Configure ADF pipeline with Data flow activity
On this page
- Create a new pipeline
- Configure source
- Configure sink
- Debug pipeline in ADF
- Validate result in CluedIn
This guide provides step-by-step instructions for configuring an Azure Data Factory (ADF) Data flow activity to send data to CluedIn. This integration enables seamless data transfer from your Azure Data Lake (or other sources) to CluedIn using a private endpoint.
The Data flow activity in ADF is ideal when data transformations such as aggregation, filtering, or applying complex business logic are required before sending data to CluedIn. If no transformations are needed, use the Copy data activity instead.
Prerequisites
-
Configure a private link service between ADF and CluedIn as described in Configure ADF with private link.
-
Ensure your data is available within Azure, commonly stored in Azure Data Lake or Blob Storage.
-
Create an ingestion endpoint and authorization token in CluedIn as described in Add ingestion endpoint.
Configuring an ADF pipeline with the Data flow activity consists of 4 steps:
Create a new pipeline
-
On the Azure Data Factory home page, select New > Pipeline.
-
In the Activities pane, expand the Move and transform category, and then drag the Data flow activity to the pipeline canvas.
-
Select the new Data flow activity on the canvas, and then go to the Settings tab to edit its details.
Configure source
-
Next to the Data flow field, select + New.
-
Select Add Source.
-
On the Source Settings tab, do the following:
-
Enter the Output stream name.
-
In Source type, select Dataset.
-
Next to the Dataset dropdown list, select + New.
-
-
In the New dataset pane, select your data stored within an Azure storage account (for example, Azure Data Lake Storage Gen2). Then, select Continue.
-
In the Select format pane, select DelimitedText, and then select Continue.
-
In the Set properties pane, enter the name for the dataset.

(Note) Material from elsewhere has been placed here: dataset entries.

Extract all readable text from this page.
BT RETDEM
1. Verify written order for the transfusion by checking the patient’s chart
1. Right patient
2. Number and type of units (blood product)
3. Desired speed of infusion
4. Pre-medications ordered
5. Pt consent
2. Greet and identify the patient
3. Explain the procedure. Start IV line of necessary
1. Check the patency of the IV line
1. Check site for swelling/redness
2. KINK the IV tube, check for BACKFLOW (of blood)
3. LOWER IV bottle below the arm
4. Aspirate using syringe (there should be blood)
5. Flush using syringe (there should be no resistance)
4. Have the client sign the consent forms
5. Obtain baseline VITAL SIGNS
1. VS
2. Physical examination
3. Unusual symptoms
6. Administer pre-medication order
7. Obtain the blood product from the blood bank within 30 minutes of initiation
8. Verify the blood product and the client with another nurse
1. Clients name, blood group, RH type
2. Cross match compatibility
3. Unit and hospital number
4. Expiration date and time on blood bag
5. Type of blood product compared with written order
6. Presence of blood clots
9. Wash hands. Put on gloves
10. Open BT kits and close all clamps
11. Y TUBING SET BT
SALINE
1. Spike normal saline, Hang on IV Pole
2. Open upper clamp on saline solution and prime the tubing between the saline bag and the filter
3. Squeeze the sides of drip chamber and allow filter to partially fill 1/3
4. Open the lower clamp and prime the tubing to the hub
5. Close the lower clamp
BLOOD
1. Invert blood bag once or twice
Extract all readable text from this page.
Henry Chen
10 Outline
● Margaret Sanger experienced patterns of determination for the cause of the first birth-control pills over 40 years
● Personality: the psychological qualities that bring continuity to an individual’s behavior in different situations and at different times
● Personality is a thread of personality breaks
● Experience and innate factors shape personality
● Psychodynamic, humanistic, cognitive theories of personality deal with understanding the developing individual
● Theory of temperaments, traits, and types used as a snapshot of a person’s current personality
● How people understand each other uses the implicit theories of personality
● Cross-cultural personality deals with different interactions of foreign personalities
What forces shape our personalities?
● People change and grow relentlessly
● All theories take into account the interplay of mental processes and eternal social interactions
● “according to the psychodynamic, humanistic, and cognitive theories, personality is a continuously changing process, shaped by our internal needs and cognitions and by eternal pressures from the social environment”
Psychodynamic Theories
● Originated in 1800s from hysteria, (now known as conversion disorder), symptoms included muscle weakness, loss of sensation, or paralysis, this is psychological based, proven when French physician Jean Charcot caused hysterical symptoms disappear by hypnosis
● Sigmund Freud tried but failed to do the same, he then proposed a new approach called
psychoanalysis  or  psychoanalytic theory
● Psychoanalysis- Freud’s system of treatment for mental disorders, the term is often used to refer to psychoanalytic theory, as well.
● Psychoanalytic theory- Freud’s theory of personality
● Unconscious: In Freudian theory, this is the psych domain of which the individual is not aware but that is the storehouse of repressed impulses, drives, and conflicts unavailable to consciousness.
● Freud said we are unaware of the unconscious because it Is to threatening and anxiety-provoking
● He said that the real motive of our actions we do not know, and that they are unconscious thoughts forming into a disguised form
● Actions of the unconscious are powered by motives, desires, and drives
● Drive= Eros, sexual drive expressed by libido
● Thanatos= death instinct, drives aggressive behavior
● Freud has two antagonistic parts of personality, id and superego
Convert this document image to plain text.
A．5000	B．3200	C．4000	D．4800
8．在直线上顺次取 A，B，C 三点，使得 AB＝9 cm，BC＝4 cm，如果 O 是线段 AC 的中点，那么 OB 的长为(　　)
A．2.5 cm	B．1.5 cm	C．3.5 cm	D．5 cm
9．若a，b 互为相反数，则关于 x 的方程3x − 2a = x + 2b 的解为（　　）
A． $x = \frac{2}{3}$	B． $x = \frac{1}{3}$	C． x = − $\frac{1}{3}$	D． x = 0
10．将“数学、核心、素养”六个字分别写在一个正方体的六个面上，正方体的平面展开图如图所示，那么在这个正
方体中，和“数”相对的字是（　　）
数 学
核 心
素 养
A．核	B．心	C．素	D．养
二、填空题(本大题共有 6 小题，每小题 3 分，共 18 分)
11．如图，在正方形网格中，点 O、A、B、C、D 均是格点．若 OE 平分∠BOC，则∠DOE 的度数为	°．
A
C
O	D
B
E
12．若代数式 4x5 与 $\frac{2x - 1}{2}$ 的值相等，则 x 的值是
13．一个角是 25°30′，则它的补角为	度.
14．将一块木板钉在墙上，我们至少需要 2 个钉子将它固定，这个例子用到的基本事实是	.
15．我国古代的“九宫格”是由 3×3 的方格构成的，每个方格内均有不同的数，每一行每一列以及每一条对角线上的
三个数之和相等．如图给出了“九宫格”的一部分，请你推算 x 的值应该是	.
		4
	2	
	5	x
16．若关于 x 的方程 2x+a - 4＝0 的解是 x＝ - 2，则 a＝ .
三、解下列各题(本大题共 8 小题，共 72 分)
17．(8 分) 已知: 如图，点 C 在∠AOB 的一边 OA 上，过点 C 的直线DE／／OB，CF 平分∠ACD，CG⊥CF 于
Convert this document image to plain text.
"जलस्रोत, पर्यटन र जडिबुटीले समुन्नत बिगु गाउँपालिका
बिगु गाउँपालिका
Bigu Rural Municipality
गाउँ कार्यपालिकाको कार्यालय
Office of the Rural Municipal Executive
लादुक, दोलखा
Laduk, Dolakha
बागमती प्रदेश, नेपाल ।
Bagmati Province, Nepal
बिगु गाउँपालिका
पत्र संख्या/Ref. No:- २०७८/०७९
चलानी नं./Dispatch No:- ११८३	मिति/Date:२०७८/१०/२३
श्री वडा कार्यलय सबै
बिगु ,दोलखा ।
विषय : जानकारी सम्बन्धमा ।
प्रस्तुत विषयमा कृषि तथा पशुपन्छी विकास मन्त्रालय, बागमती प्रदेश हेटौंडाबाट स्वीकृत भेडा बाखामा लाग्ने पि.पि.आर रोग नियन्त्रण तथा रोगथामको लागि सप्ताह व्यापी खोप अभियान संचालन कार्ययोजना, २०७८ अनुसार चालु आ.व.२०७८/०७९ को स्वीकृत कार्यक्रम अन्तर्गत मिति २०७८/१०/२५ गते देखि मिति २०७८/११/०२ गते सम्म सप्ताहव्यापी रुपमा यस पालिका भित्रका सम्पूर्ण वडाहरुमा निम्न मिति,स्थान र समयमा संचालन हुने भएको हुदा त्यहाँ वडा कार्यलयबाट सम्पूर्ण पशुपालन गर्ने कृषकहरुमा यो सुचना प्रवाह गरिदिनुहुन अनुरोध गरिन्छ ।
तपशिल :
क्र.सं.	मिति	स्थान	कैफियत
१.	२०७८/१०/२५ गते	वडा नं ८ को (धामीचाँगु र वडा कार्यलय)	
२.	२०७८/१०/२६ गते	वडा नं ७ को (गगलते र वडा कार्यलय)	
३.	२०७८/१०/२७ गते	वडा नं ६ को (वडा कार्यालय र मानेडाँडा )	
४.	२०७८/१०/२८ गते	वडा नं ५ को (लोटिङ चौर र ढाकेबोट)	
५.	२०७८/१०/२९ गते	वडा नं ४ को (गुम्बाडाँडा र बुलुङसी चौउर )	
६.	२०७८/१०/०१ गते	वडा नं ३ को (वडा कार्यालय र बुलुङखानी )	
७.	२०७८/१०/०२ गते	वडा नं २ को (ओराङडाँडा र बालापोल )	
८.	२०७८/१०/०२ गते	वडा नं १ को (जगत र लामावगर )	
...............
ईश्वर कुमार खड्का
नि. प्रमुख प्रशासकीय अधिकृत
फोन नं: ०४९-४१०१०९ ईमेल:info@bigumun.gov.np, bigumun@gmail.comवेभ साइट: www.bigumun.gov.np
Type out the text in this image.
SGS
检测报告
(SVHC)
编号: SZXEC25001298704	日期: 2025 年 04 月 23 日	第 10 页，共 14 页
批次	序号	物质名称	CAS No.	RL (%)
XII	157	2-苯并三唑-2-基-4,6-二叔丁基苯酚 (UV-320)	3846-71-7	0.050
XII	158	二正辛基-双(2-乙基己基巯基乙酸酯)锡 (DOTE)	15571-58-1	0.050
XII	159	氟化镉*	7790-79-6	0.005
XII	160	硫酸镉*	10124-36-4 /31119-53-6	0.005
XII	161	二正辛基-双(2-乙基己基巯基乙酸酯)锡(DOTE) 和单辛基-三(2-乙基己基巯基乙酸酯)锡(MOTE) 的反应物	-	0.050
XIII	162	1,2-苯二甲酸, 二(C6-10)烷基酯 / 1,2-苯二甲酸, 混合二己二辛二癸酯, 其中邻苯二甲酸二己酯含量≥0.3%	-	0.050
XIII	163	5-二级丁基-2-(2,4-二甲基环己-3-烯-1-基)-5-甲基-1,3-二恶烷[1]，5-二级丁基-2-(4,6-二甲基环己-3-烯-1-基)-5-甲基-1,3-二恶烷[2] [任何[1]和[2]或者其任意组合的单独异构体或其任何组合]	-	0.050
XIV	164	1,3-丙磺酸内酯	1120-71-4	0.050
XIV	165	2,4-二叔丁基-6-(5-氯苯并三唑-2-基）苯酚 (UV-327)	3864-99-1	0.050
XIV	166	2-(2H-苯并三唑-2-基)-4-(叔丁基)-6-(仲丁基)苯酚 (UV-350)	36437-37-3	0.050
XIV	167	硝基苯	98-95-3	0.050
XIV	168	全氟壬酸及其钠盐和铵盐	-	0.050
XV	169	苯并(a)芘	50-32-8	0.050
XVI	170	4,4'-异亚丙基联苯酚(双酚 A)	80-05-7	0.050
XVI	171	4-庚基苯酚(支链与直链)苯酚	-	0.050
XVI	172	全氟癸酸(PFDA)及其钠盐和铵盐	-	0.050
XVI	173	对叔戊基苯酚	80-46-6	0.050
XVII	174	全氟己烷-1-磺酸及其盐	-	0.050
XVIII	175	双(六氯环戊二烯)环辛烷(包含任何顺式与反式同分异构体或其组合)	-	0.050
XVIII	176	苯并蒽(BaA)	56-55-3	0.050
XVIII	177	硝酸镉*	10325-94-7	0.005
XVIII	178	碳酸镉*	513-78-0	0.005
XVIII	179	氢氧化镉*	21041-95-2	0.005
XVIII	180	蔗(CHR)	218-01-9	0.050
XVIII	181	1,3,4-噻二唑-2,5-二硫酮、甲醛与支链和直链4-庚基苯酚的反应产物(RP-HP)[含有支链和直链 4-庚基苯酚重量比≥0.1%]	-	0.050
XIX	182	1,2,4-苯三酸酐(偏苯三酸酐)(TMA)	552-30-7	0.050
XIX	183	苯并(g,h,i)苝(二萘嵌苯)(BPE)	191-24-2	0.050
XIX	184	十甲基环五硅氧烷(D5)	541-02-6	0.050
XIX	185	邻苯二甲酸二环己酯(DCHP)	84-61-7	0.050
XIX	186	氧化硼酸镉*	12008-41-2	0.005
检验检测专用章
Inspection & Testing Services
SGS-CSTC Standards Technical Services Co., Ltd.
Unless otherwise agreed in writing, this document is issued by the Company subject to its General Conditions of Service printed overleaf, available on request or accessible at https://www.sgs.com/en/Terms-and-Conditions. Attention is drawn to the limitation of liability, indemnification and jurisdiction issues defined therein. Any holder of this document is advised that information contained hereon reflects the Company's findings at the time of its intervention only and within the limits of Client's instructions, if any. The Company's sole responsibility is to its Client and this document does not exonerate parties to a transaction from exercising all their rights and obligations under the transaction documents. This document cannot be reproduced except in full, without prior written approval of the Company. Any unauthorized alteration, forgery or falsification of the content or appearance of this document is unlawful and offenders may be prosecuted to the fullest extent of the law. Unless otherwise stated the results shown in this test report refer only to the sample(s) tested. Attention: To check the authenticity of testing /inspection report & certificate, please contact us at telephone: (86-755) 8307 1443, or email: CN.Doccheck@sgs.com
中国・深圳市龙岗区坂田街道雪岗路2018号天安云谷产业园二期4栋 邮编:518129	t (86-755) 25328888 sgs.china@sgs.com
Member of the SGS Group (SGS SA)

Then, expand the Linked service dropdown list, and select + New.
-
Configure the service details:
-
Name – enter the name for your linked service.
-
Account selection method – select From Azure subscription.
-
Azure subscription – select the subscription of your Azure Data Lake.
-
Storage account name – select the name of your Azure Data Lake storage account.
-
-
Test the connection and then create the new linked service.
-
On the Set properties pane, in the File path section, add the path to the appropriate folder/file within your Azure Data Lake.
-
Select OK.
Configure sink
-
Next to the data source, select the plus icon, and then find and select Sink.
-
On the Sink tab, do the following:
-
Enter the Output stream name.
-
In Incoming stream, make sure the data source created in the previous step is selected.
-
In Sink type, select Dataset.
-
Next to the Dataset dropdown list, select + New.
-
-
In the New dataset pane, find and select REST, and then select Continue.
-
In the Set properties pane, enter the name for the dataset. Then, expand the Linked service dropdown list and select + New.
-
Configure the service details:
-
Name – enter the name for your linked service.
-
Base URL – enter the URL of the ingestion endpoint in CluedIn. You can find this URL in the data set that you created for ingesting data into CluedIn. For more information, see Send data.
-
Authentication type – select Anonymous.
-
Auth headers – add a new header with the following details:
-
Name – enter Authorization.
-
Value – enter Bearer, add a space, and then paste the token from CluedIn. You can find the token in CluedIn by going to Administration > API Tokens. For more information, see Send data.
As a result, the new linked service should be configured similar to the following.
-
-
-
Test connection, and then select Create.
-
After the sink is configured, go to the Settings tab, and then do the following:
-
Ensure the Insert method is set to POST.
-
Change the Delete method, Upsert method, and Update method to None.
-
Set the Http Compression type to GZip.
If you do not set the HTTP Compression type to GZip, you might encounter an error when starting the pipeline.
-
Set the Batch size to 10,000 to ensure smoother transfer.
-
Debug pipeline in ADF
Once the source and sink are configured, you can debug the pipeline to ensure it works correctly.
To debug the pipeline
-
On the toolbar, select Debug.
-
In the Output tab at the bottom of the window, monitor the pipeline run status.
Validate result in CluedIn
Once the ADF pipeline is triggered successfully, you should see the data flowing into CluedIn. You can view the incoming records on the Preview tab of the data set.